Speaking to journalists at the protest scene, the National Vice President, Special Duties of the National Association of Nigerian Students, Suleiman Muhammad Sarki said the ‘mother of all protests’ will follow if the management does not return to the previous charges.
He added that the fee hike would chase a massive population of Nigerian students into insurgency, banditry and kidnapping, as they will drop out of school because of their inability to pay.
“I, for example, last year, paid N29,830 but this year, it has skyrocketed to about N74,000,” the NANS leader said, stressing, “I don’t have the money to pay this, I may have to quit my studies.”

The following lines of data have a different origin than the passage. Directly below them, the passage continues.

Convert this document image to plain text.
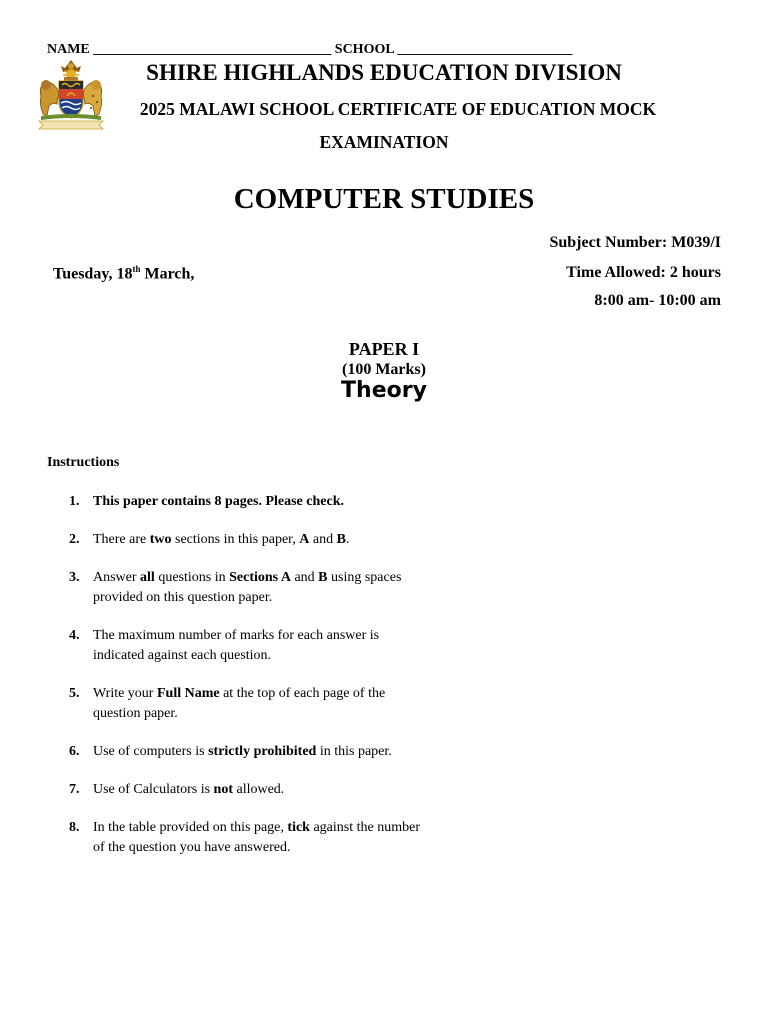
NAME __________________________________ SCHOOL _________________________
SHIRE HIGHLANDS EDUCATION DIVISION
2025 MALAWI SCHOOL CERTIFICATE OF EDUCATION MOCK
EXAMINATION
COMPUTER STUDIES
Subject Number: M039/I
Tuesday, 18th March,	Time Allowed: 2 hours
8:00 am- 10:00 am
PAPER I
(100 Marks)
Theory
Instructions
1. This paper contains 8 pages. Please check.
2. There are two sections in this paper, A and B.
3. Answer all questions in Sections A and B using spaces provided on this question paper.
4. The maximum number of marks for each answer is indicated against each question.
5. Write your Full Name at the top of each page of the question paper.
6. Use of computers is strictly prohibited in this paper.
7. Use of Calculators is not allowed.
8. In the table provided on this page, tick against the number of the question you have answered.
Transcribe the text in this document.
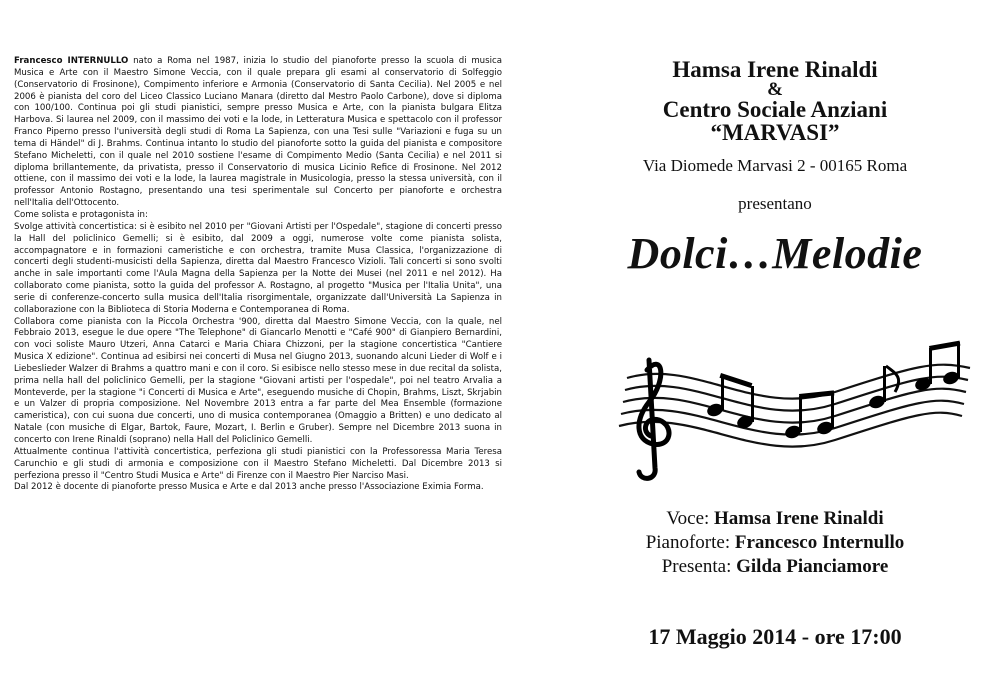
Francesco INTERNULLO nato a Roma nel 1987, inizia lo studio del pianoforte presso la scuola di musica Musica e Arte con il Maestro Simone Veccia, con il quale prepara gli esami al conservatorio di Solfeggio (Conservatorio di Frosinone), Compimento inferiore e Armonia (Conservatorio di Santa Cecilia). Nel 2005 e nel 2006 è pianista del coro del Liceo Classico Luciano Manara (diretto dal Mestro Paolo Carbone), dove si diploma con 100/100. Continua poi gli studi pianistici, sempre presso Musica e Arte, con la pianista bulgara Elitza Harbova. Si laurea nel 2009, con il massimo dei voti e la lode, in Letteratura Musica e spettacolo con il professor Franco Piperno presso l'università degli studi di Roma La Sapienza, con una Tesi sulle "Variazioni e fuga su un tema di Händel" di J. Brahms. Continua intanto lo studio del pianoforte sotto la guida del pianista e compositore Stefano Micheletti, con il quale nel 2010 sostiene l'esame di Compimento Medio (Santa Cecilia) e nel 2011 si diploma brillantemente, da privatista, presso il Conservatorio di musica Licinio Refice di Frosinone. Nel 2012 ottiene, con il massimo dei voti e la lode, la laurea magistrale in Musicologia, presso la stessa università, con il professor Antonio Rostagno, presentando una tesi sperimentale sul Concerto per pianoforte e orchestra nell'Italia dell'Ottocento.

Come solista e protagonista in:

Svolge attività concertistica: si è esibito nel 2010 per "Giovani Artisti per l'Ospedale", stagione di concerti presso la Hall del policlinico Gemelli; si è esibito, dal 2009 a oggi, numerose volte come pianista solista, accompagnatore e in formazioni cameristiche e con orchestra, tramite Musa Classica, l'organizzazione di concerti degli studenti-musicisti della Sapienza, diretta dal Maestro Francesco Vizioli. Tali concerti si sono svolti anche in sale importanti come l'Aula Magna della Sapienza per la Notte dei Musei (nel 2011 e nel 2012). Ha collaborato come pianista, sotto la guida del professor A. Rostagno, al progetto "Musica per l'Italia Unita", una serie di conferenze-concerto sulla musica dell'Italia risorgimentale, organizzate dall'Università La Sapienza in collaborazione con la Biblioteca di Storia Moderna e Contemporanea di Roma.

Collabora come pianista con la Piccola Orchestra '900, diretta dal Maestro Simone Veccia, con la quale, nel Febbraio 2013, esegue le due opere "The Telephone" di Giancarlo Menotti e "Café 900" di Gianpiero Bernardini, con voci soliste Mauro Utzeri, Anna Catarci e Maria Chiara Chizzoni, per la stagione concertistica "Cantiere Musica X edizione". Continua ad esibirsi nei concerti di Musa nel Giugno 2013, suonando alcuni Lieder di Wolf e i Liebeslieder Walzer di Brahms a quattro mani e con il coro. Si esibisce nello stesso mese in due recital da solista, prima nella hall del policlinico Gemelli, per la stagione "Giovani artisti per l'ospedale", poi nel teatro Arvalia a Monteverde, per la stagione "i Concerti di Musica e Arte", eseguendo musiche di Chopin, Brahms, Liszt, Skrjabin e un Valzer di propria composizione. Nel Novembre 2013 entra a far parte del Mea Ensemble (formazione cameristica), con cui suona due concerti, uno di musica contemporanea (Omaggio a Britten) e uno dedicato al Natale (con musiche di Elgar, Bartok, Faure, Mozart, I. Berlin e Gruber). Sempre nel Dicembre 2013 suona in concerto con Irene Rinaldi (soprano) nella Hall del Policlinico Gemelli.

Attualmente continua l'attività concertistica, perfeziona gli studi pianistici con la Professoressa Maria Teresa Carunchio e gli studi di armonia e composizione con il Maestro Stefano Micheletti. Dal Dicembre 2013 si perfeziona presso il "Centro Studi Musica e Arte" di Firenze con il Maestro Pier Narciso Masi.

Dal 2012 è docente di pianoforte presso Musica e Arte e dal 2013 anche presso l'Associazione Eximia Forma.

Hamsa Irene Rinaldi
&
Centro Sociale Anziani
“MARVASI”
Via Diomede Marvasi 2 - 00165 Roma
presentano
Dolci…Melodie
Voce: Hamsa Irene Rinaldi
Pianoforte: Francesco Internullo
Presenta: Gilda Pianciamore
17 Maggio 2014 - ore 17:00
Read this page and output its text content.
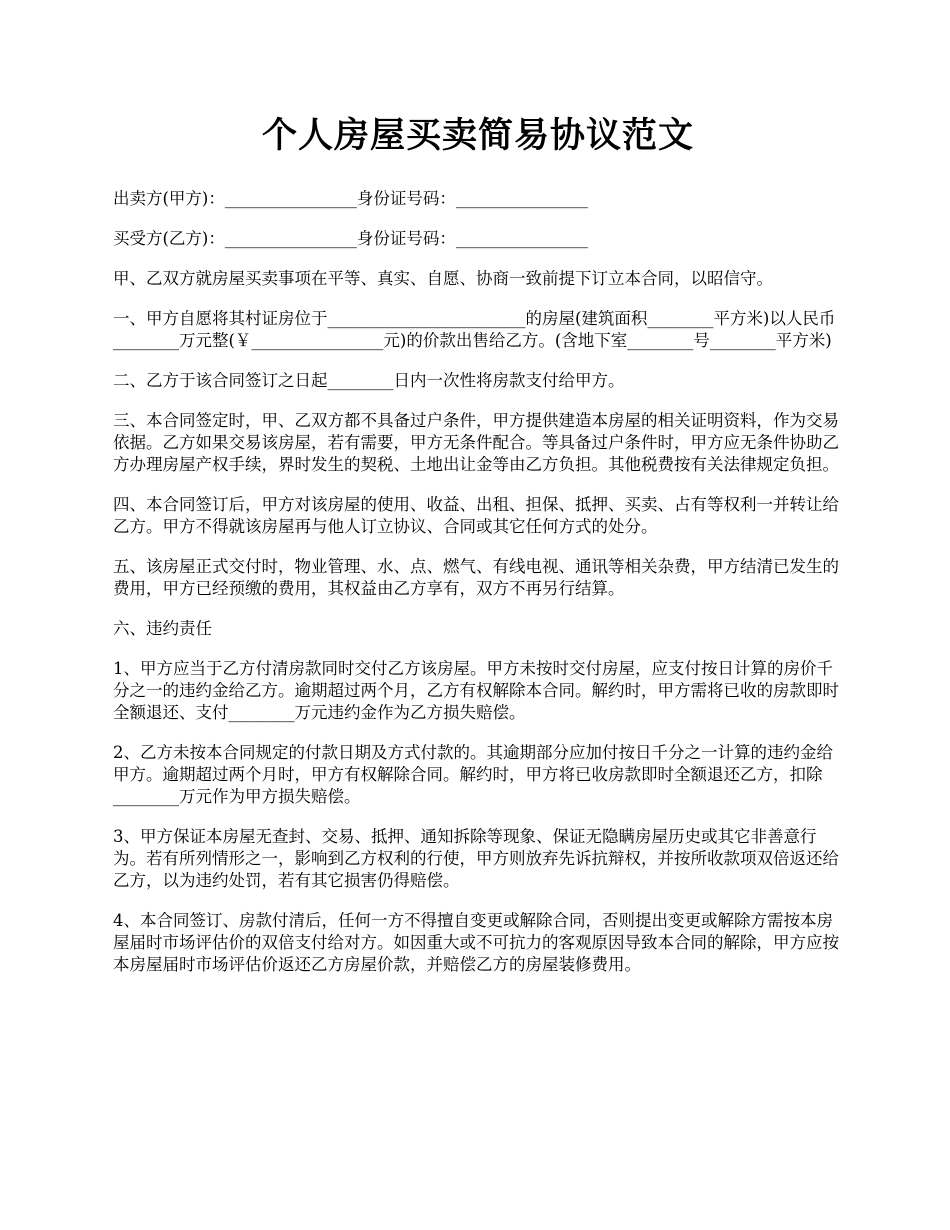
个人房屋买卖简易协议范文

出卖方(甲方)：________________身份证号码：________________

买受方(乙方)：________________身份证号码：________________

甲、乙双方就房屋买卖事项在平等、真实、自愿、协商一致前提下订立本合同，以昭信守。

一、甲方自愿将其村证房位于________________________的房屋(建筑面积________平方米)以人民币________万元整(￥________________元)的价款出售给乙方。(含地下室________号________平方米)

二、乙方于该合同签订之日起________日内一次性将房款支付给甲方。

三、本合同签定时，甲、乙双方都不具备过户条件，甲方提供建造本房屋的相关证明资料，作为交易依据。乙方如果交易该房屋，若有需要，甲方无条件配合。等具备过户条件时，甲方应无条件协助乙方办理房屋产权手续，界时发生的契税、土地出让金等由乙方负担。其他税费按有关法律规定负担。

四、本合同签订后，甲方对该房屋的使用、收益、出租、担保、抵押、买卖、占有等权利一并转让给乙方。甲方不得就该房屋再与他人订立协议、合同或其它任何方式的处分。

五、该房屋正式交付时，物业管理、水、点、燃气、有线电视、通讯等相关杂费，甲方结清已发生的费用，甲方已经预缴的费用，其权益由乙方享有，双方不再另行结算。

六、违约责任

1、甲方应当于乙方付清房款同时交付乙方该房屋。甲方未按时交付房屋，应支付按日计算的房价千分之一的违约金给乙方。逾期超过两个月，乙方有权解除本合同。解约时，甲方需将已收的房款即时全额退还、支付________万元违约金作为乙方损失赔偿。

2、乙方未按本合同规定的付款日期及方式付款的。其逾期部分应加付按日千分之一计算的违约金给甲方。逾期超过两个月时，甲方有权解除合同。解约时，甲方将已收房款即时全额退还乙方，扣除________万元作为甲方损失赔偿。

3、甲方保证本房屋无查封、交易、抵押、通知拆除等现象、保证无隐瞒房屋历史或其它非善意行为。若有所列情形之一，影响到乙方权利的行使，甲方则放弃先诉抗辩权，并按所收款项双倍返还给乙方，以为违约处罚，若有其它损害仍得赔偿。

4、本合同签订、房款付清后，任何一方不得擅自变更或解除合同，否则提出变更或解除方需按本房屋届时市场评估价的双倍支付给对方。如因重大或不可抗力的客观原因导致本合同的解除，甲方应按本房屋届时市场评估价返还乙方房屋价款，并赔偿乙方的房屋装修费用。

Sarki maintained, “The recent hike in school charges by some Nigerian universities does not only come to us as a surprise but as an affront to the war against insurgency, banditry and kidnapping.”
He explained, “Students who are unable to pay the new fees might end up becoming dropouts and this will add to the rising number of youth restiveness in Nigeria, which may also in return increase the number of insurgents, bandits and kidnappers.”
While expressing the hope of the Nigerian students that the fees hike “will not see the light of the day,” he said the students plead to the government, elder statesmen, relevant stakeholders in the educational sector, traditional rulers, Ulama and priests to intervene and prevail on the governing councils to rescind their decision on the fees hike.
“We expect that within the next two weeks, they will intervene on the fee increase to be withdrawn,” the NANS leader said.
“We will lead students across the country on this mother of all protests after the two-week ultimatum, and we will not stop until the decision is rescinded,” he threatened.
“Our own increase is the least,” Professor Maina Gimba, the Dean of Students Affairs, University of Maiduguri, told PUNCH, explaining, “the increase is based on departmental activities, because departments, Arts and Humanities, Sciences or any other, with more academic activities, have higher increases.”
Gimba said the current least registration fee now at the university is N58,000 while the highest, which is that of the Medical College, is N238,000.
Attributing the fees hike to inflation, he expressed the fear that they might be hiked after the next two years if inflation is not checked.